The Phase II ARTS programme investigating finerenone comprised five Phase II studies in over 2000 patients (Figure 4).[73,85,86] ARTS was designed to test the safety and tolerability of finerenone in patients with HFrEF and mild-to-moderate CKD.[73] Mean increases in serum potassium concentration were significantly smaller with all doses of finerenone vs. spironolactone 50 mg daily, and decline in eGFR was reduced with finerenone, leading to fewer patients with hyperkalaemia, kidney failure, or kidney impairment (Figure 4).[73] The primary endpoint in ARTS-HF was proportion of patients with >30% decline in NT-proBNP from baseline to day 90.[86] Achievement of this endpoint was comparable with eplerenone at all finerenone doses tested (2.5–20.0 mg), but the composite secondary endpoint of all-cause mortality, CV hospitalization, and emergency presentation for HF was nominally improved with finerenone 10–20 mg vs. eplerenone. However, these results must be interpreted with caution as the study was not powered to investigate treatment effects on hard outcomes (Figure 4).[86] The primary outcome in ARTS-DN of UACR reduction from baseline to day 90 was found to be dose dependent for finerenone (Figure 4).[85] This was statistically significant for the four highest doses of finerenone, with a placebo-corrected UACR reduction of 38% at 20 mg/day.[85] Post hoc analysis showed that UACR changes were independent of changes in BP or eGFR, suggesting non-haemodynamic effects.[85] There were no differences in the overall incidence of adverse events, including an eGFR reduction of ≥30%, between finerenone and placebo.[85] The rate of treatment discontinuation due to hyperkalaemia was low and not dose dependent.[85]

Figure 4.

Key results of the ARTS, ARTS-HF, and ARTS-DN Phase II studies. *Significant (P ≤ 0.001); #Nominal statistical significance in the finerenone 10–20 mg group (hazard ratio = 0.56, 95% confidence interval 0.35; 0.90, P = 0.02). CV, cardiovascular; CKD, chronic kidney disease; eGFR, estimated glomerular filtration rate; HFrEF, heart failure with reduced ejection fraction; NT-proBNP, N-terminal pro-B-type natriuretic peptide; T2D, Type 2 diabetes; UACR, urine albumin-to-creatinine ratio.

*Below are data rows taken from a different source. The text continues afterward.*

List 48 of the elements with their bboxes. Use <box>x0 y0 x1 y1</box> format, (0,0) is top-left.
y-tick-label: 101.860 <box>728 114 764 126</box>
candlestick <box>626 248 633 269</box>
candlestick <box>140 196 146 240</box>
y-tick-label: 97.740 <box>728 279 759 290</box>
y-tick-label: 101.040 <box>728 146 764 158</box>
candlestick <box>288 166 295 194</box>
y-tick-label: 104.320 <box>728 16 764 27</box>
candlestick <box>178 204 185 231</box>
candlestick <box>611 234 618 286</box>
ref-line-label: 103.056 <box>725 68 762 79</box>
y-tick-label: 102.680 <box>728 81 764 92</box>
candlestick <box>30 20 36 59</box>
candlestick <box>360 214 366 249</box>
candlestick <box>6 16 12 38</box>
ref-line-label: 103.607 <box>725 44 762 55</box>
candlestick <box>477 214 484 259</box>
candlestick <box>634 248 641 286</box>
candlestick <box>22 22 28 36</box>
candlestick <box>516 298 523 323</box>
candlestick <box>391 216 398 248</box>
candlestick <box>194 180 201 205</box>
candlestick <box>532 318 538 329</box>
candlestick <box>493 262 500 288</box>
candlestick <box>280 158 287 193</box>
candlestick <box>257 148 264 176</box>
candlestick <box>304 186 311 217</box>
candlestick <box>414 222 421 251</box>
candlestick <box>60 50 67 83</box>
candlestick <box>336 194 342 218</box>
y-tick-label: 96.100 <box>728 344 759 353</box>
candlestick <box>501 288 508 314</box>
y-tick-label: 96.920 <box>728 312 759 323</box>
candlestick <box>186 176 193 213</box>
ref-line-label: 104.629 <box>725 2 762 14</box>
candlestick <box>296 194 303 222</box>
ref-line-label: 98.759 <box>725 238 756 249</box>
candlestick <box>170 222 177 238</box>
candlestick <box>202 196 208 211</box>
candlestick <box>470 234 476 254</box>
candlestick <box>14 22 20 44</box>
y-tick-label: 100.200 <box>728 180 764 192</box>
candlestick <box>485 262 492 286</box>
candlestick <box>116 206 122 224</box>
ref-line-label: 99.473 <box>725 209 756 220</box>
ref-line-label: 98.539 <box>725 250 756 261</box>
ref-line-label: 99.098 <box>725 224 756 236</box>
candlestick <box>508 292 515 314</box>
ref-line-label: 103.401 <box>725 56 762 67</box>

A meta-regression analysis of drug trials correlated interventions leading to UACR reductions of 30% with a 23.7% reduced risk of kidney failure (95% CI 11.4–34.2%).[87] Based on promising Phase II results from ARTS-DN, with 30–40% UACR reduction at doses with minimal effects on potassium and BP,[73,85,86] finerenone is being investigated in the largest event-driven Phase III clinical programme of CKD in T2D to date; it is powered to detect a 20% relative risk reduction in the primary endpoint. FIDELIO-DKD (NCT02540993) is a randomized, double-blind, placebo-controlled, event-driven study investigating the safety and efficacy of finerenone plus SOC on kidney disease progression in patients with CKD and T2D.[1] The primary endpoint was time to first occurrence of onset of kidney failure, a sustained decrease of eGFR ≥40%, or renal death.[1] Finerenone significantly reduced the combined primary endpoint and the combined secondary endpoint (time to first occurrence of CV death, non-fatal MI or stroke, or HHF) compared with placebo.[82]